How can the Articles of Association be Altered? 

  • Section 14 provides that a company may alter its AoA by passing a Special Resolution, including alterations effecting conversion of a private company into a public company, or vice versa. Where the alteration converts a public company into a private company, approval of the Tribunal is additionally required. 
  • The power to alter articles is subject to important limitations: 
    • Must not conflict with the Memorandum or the Companies Act. 
    • Must not be illegal or opposed to public policy. 
    • Must be bona fide for the benefit of the company as a whole and must not oppress the minority — Allen v. Gold Reefs of West Africa Ltd. (1900). 
    • Cannot be used to breach contracts with third parties — British Murac Syndicate Ltd. v. Alperton Rubber Co. (1915). 
    • Cannot operate retrospectively — Pyare Lal Sharma v. Managing Director, J & K Industries Ltd. (1989). 
  • A copy of the special resolution must be filed with the Registrar within 30 days under Section 117, and the altered articles along with the Tribunal's order, where applicable, must be filed within 15 days under Section 14(2).

What is the Doctrine of Constructive Notice and Indoor Management? 

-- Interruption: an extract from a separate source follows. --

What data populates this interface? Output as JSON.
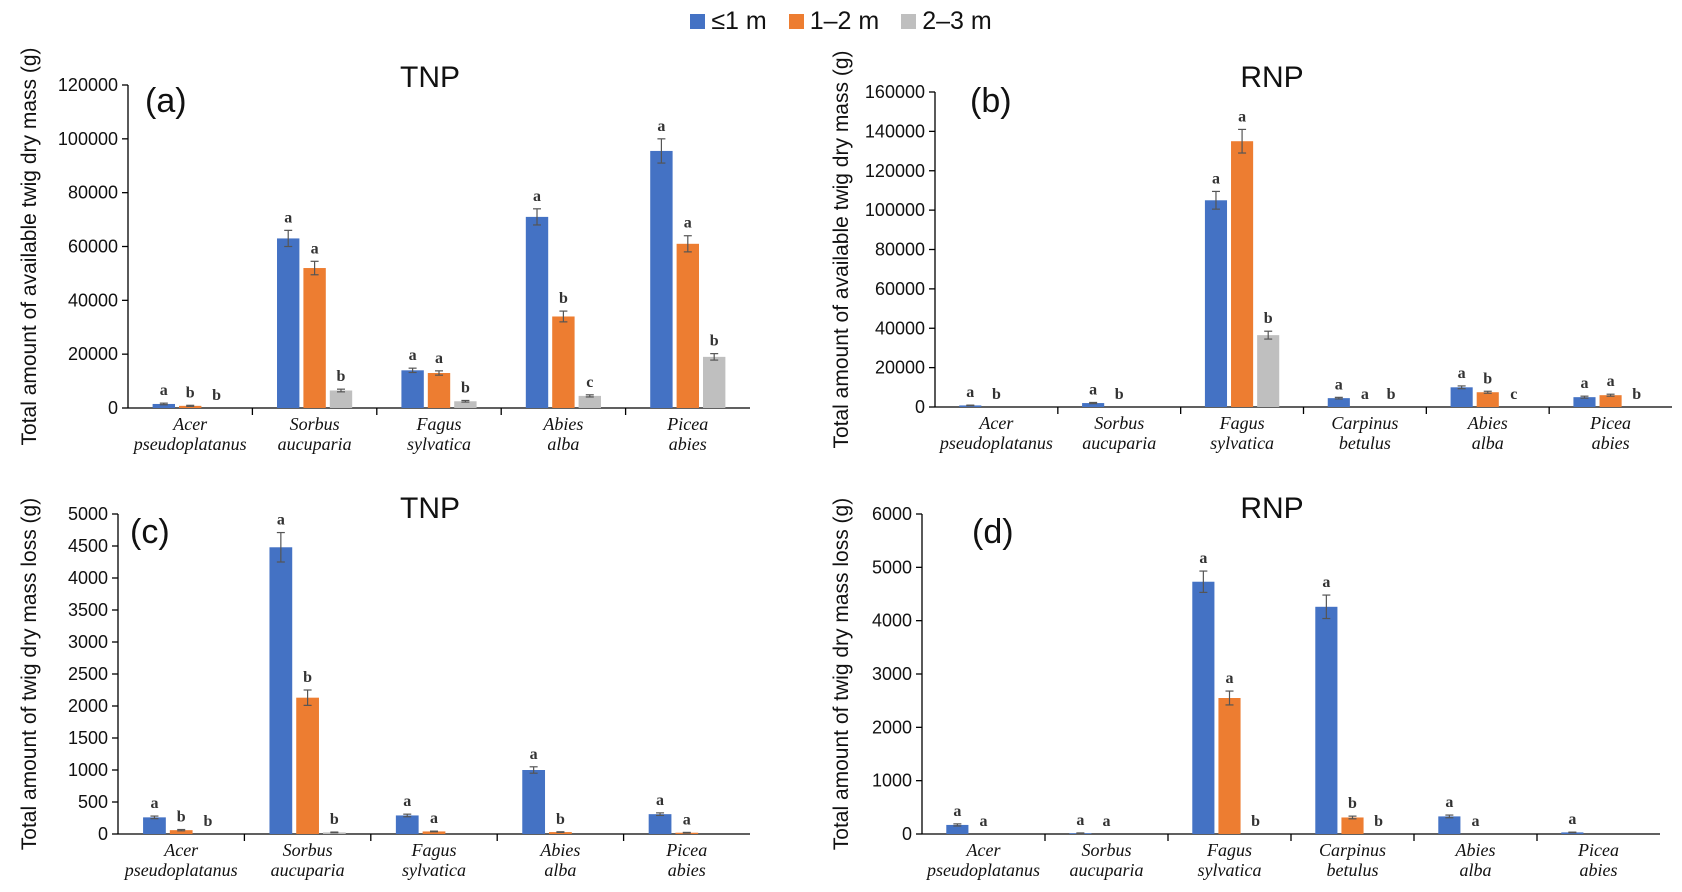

  • Once registered, the Memorandum and Articles become public documents under Section 399. Every person dealing with the company is therefore presumed to have read and understood them — this presumed knowledge is called Constructive Notice. 
  • To counterbalance this, the Doctrine of Indoor Management, first laid down in Royal British Bank v. Turquand (1856), protects outsiders by allowing them to assume that internal procedures required under the AoA have been duly followed. However, this doctrine has exceptions — it cannot be invoked in the following circumstances: 
    • Where the outsider had actual knowledge of irregularity. 
    • Where the outsider had no knowledge of the Articles at all — Rama Corporation v. Proved Tin & General Investment Co. (1952). 
    • In cases of forgery, which renders the transaction a nullity — Ruben v. Great Fingal Consolidated (1906). 
    • Where the outsider acted negligently without making due enquiry — Al Underwood v. Bank of Liverpool (1924).

Conclusion

The Articles of Association serve as the operational constitution of a company, governing internal management and defining the rights and obligations of members. While alterable by special resolution, this power is subject to significant constraints to protect minority shareholders, creditors, and third parties. The doctrines of Constructive Notice and Indoor Management together balance the interests of the company and those dealing with it.